Pourtant, nous savons que pour qu’une compétence se développe il faut qu’elle soit élaborée par l’expérience, vécue, intériorisée et répétée. C’est ainsi que le numérique fait glisser progressivement du fond à la forme. 

D’une certaine manière ChatGPT renoue avec le texte, car les réponses de l’application, qui ne sont pas toujours justes, puisqu’elle est au niveau expérimental, sont longues et documentées. Sortirions-nous de l’immédiateté d’humeur et de jugement ? L’enjeu va se porter sur les données que nous fournissons à ces IA. Car, sans filtres encore stabilisés, si nous apportons des informations fausses ou tendancieuses, l’IA va les intégrer et apprendre sur un corpus de données qui reflétera la diversité de ce que nous sommes et manquera l’opportunité de nous « tirer vers le haut ».

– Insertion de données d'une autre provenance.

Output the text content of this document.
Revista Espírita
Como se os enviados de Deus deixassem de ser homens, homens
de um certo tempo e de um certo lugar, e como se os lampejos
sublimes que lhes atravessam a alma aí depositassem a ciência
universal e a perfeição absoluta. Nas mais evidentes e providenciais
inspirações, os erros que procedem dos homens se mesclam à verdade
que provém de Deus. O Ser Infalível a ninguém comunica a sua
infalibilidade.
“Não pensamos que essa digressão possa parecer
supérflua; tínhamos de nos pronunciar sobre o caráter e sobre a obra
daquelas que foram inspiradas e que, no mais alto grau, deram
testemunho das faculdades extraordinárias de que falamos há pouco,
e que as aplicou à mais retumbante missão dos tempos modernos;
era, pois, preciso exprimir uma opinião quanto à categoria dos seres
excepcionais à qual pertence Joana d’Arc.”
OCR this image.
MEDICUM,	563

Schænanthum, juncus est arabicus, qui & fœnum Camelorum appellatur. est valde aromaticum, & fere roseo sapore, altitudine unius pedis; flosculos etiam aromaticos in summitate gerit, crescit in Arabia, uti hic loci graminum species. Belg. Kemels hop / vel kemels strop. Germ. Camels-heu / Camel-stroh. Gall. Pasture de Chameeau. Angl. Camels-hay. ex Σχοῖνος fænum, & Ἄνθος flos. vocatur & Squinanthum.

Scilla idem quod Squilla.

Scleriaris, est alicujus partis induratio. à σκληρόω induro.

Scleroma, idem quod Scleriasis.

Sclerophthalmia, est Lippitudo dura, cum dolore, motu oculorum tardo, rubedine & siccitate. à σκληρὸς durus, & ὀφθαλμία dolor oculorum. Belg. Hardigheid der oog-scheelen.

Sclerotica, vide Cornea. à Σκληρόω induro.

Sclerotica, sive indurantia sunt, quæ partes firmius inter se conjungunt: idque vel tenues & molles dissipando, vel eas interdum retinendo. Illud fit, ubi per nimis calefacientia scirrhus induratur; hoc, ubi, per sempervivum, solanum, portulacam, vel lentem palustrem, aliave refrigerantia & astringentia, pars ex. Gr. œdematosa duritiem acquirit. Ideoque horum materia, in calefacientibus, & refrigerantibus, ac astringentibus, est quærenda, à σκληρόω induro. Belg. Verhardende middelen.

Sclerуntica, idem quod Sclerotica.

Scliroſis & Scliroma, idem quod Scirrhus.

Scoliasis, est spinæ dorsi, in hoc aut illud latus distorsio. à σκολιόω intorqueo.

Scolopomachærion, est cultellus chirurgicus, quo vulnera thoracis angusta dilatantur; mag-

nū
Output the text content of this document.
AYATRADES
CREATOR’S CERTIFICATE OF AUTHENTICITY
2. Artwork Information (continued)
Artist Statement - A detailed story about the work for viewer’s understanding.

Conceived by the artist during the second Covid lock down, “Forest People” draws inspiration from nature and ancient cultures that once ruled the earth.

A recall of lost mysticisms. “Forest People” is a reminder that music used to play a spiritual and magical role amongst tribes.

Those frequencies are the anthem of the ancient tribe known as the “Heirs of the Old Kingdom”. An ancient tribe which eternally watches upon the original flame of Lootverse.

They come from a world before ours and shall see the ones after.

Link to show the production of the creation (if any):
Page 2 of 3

Ce qui questionne le principe même de l’horizontalité.
En mettant tout le monde au même niveau quelle en est la conséquence ?
L’effet de la gravité semble agir également sur la connaissance. Il est plus facile de tirer vers le bas. L’horizontalité a fait passer de l’équivalence à l’égalité mettant tout et chacun sur le même plan. Si ne plus vouloir la mainmise de quelques-uns sur tous, de par leur accès au savoir, tout niveler, vers le bas, conduit aux dérives complotistes auxquelles nous avons assisté depuis 2020. 
Nous avons envie d’apprendre et de comprendre toutefois le numérique pose le problème de rejeter les experts et les sachants, vécus comme intermédiaires inutiles. C’est alors ne plus savoir faire le distinguo des sources ni savoir où trouver les informations fiables. La crise sanitaire ayant largement discrédité nombre de scientifiques ou experts médicaux. Ce qui souligne notre rapport ambivalent à la science et aux scientifiques.[2] Si douter est une saine attitude et démontre des qualités de l’esprit critique, selon les sources utilisées, le raisonnement peut s’avérer faux, tout comme pour l’IA. Le manque d’esprit scientifique encourage un certain nombre de biais cognitifs de raisonnement.

Une belle opportunité pour relever les défis de notre temps
Nous sommes invités à opérer un nouveau saut quantique alliant la profondeur des raisonnements et la rigueur des sources avec la fluidité des recherches et des analyses afin de développer nos capacités intellectuelles de discernement sur les origines des informations. Nous détenons désormais suffisamment de connaissances sur le fonctionnement humain pour dépasser nos archaïsmes mimétiques. Gagnons en profondeur d’analyse et nous pourrons mieux appréhender la complexité. En mode transdisciplinaire, nous pouvons co-créer de nouveaux savoirs qui nous enrichissent et permettent de relever les défis de notre époque. Nous réinventons le penser ensemble.
Nous vivons est à la fois une déconstruction des repères du passé et co-élaborons ceux du paradigme en émergence. Ne manquons pas ce rendez-vous et offrons-nous les conditions d’un choix mature. Hybridons les ressources du numérique avec notre intelligence, mobilisons curiosité et discernement et donnons-nous les moyens de co-créer l’humanité à venir.